AUSTRAC’s Compliance Report is evolving each year and is increasingly quantitative in relation to the inputs and responses required and is one key input for AUSTRAC in determining its supervisory priorities and areas of focus. This article outlines the key steps that reporting entities can take to ensure accuracy and completeness in reporting, and to maximise the impact of the AUSTRAC Compliance Report as an opportunity to raise awareness and assess how effectively the Anti-Money Laundering and Counter-Terrorism Financing (AML/CTF) framework is operating.

Summary of key changes:

  • Increased scrutiny on how reporting entities manage their business, customers, customer risk and AML/CTF Programs, including questions on a reporting entity’s perspective on adequacy/quality
  • Increasing focus on Independent Review requirements, approach and frequency
  • Targeted questions, additional disclosures and data required to support Compliance Report submissions (aligned with the inclusion of more quantitative questions)
  • Emphasis on attesting to documented AML/CTF policies, procedures, processes and outputs.

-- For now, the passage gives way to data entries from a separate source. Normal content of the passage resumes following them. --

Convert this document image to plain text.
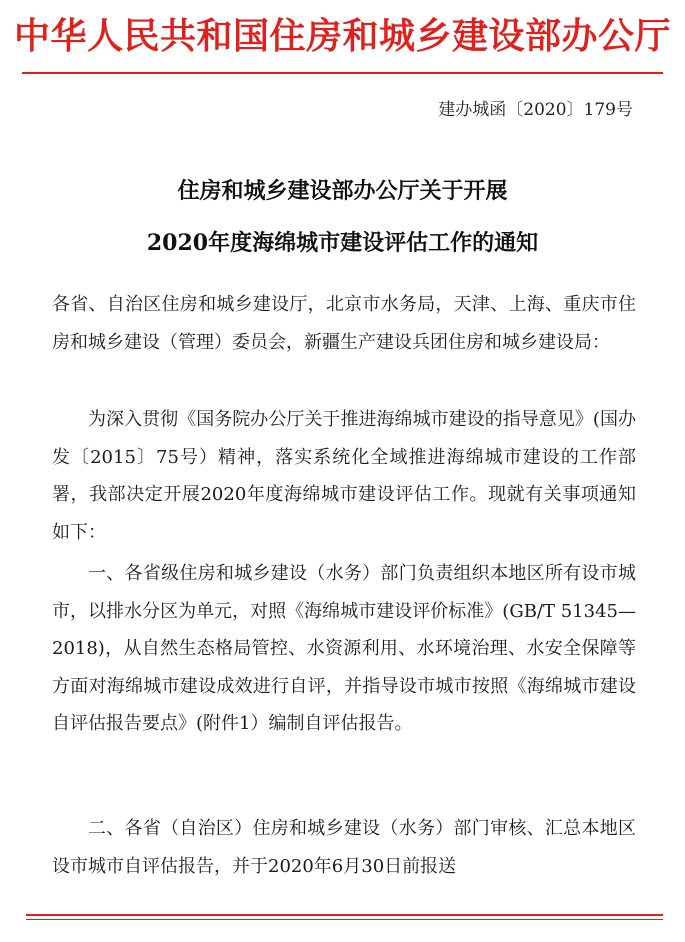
中华人民共和国住房和城乡建设部办公厅
建办城函〔2020〕179号
住房和城乡建设部办公厅关于开展
2020年度海绵城市建设评估工作的通知
各省、自治区住房和城乡建设厅，北京市水务局，天津、上海、重庆市住房和城乡建设（管理）委员会，新疆生产建设兵团住房和城乡建设局：
为深入贯彻《国务院办公厅关于推进海绵城市建设的指导意见》(国办发〔2015〕75号）精神，落实系统化全域推进海绵城市建设的工作部署，我部决定开展2020年度海绵城市建设评估工作。现就有关事项通知如下：
一、各省级住房和城乡建设（水务）部门负责组织本地区所有设市城市，以排水分区为单元，对照《海绵城市建设评价标准》(GB/T 51345—2018)，从自然生态格局管控、水资源利用、水环境治理、水安全保障等方面对海绵城市建设成效进行自评，并指导设市城市按照《海绵城市建设自评估报告要点》(附件1）编制自评估报告。
二、各省（自治区）住房和城乡建设（水务）部门审核、汇总本地区设市城市自评估报告，并于2020年6月30日前报送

Submission of AUSTRAC’s Compliance Report (due by 31 March each year) is a key regulatory obligation for reporting entities under the Anti-Money Laundering and Counter-Terrorism Financing Act 2006 (AML/CTF Act). The Compliance Report provides AUSTRAC with insights into your organisation, your industry sub-sector and in some cases may trigger further supervisory enquiry. There has been increased incidence of this in recent years, stemming, at least in part, from information provided in the Compliance Report – this seems to be a combination of data/information that is out of alignment with peers or regulatory expectations; which contradicts statements or information provided by the reporting entity through other means; or which is proven inaccurate by AUSTRAC’s supervisory inspections. 

While the Compliance Report may only provide a point in time, static view of your organisation, reporting entities should be mindful that there is no expiration on the information provided and should ensure the appropriate governance and assurance processes are in place to support the responses provided. Where you identify errors in previous reporting, it is recommended that this be documented and discussed with AUSTRAC as part of your next regulatory interaction. 

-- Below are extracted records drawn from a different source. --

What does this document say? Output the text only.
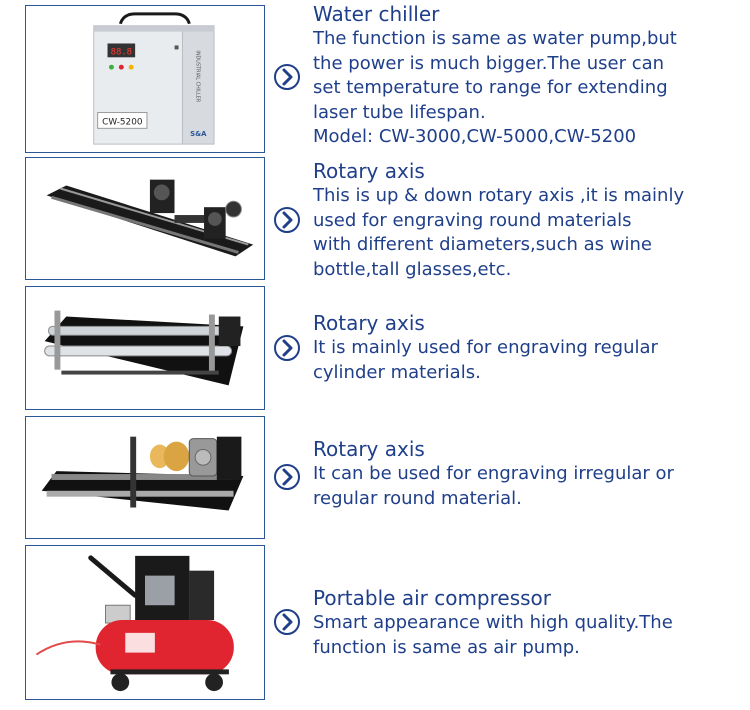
88.8
CW-5200
INDUSTRIAL CHILLER
S&A
Water chiller
The function is same as water pump,but
the power is much bigger.The user can
set temperature to range for extending
laser tube lifespan.
Model: CW-3000,CW-5000,CW-5200
Rotary axis
This is up & down rotary axis ,it is mainly
used for engraving round materials
with different diameters,such as wine
bottle,tall glasses,etc.
Rotary axis
It is mainly used for engraving regular
cylinder materials.
Rotary axis
It can be used for engraving irregular or
regular round material.
Portable air compressor
Smart appearance with high quality.The
function is same as air pump.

Organisations should consider the following in advance of submitting their Compliance Report:

  • Documenting your evidence base – what source systems were used to capture the required data? If challenged, how would you justify a particular response i.e., what document, system, process or control would you point to?
  • Ensure an appropriate level of governance – do senior management and the Board have the right level of awareness and oversight across both the AML/CTF Program and Compliance Report?
  • Assess your controls – is your AML/CTF Program and associated policies, procedures, systems, and controls fit for purpose? Are the existing controls addressing your organisation’s ML/TF risks?
  • Review the level of assurance – are your current assurance procedures providing valuable and meaningful insights over the operation of key systems and controls? Are you confident in the responses you are providing to the regulator?
  • See it as an opportunity – could you use the compliance report to enhance the strength of your AML/CTF program, as an early warning signal of areas potentially requiring further review/investigation, or simply to promote increased awareness and understanding across your organisation, right up to the Board.
  • Risk-based approach – have you developed your assurance and monitoring to provide adequate coverage over higher risk areas?

At a minimum, completion of the AUSTRAC Compliance Report is a regulatory obligation, but organisations should also treat this as an opportunity to reflect on the existing AML/CTF Program and identify areas where additional focus and resources may be required.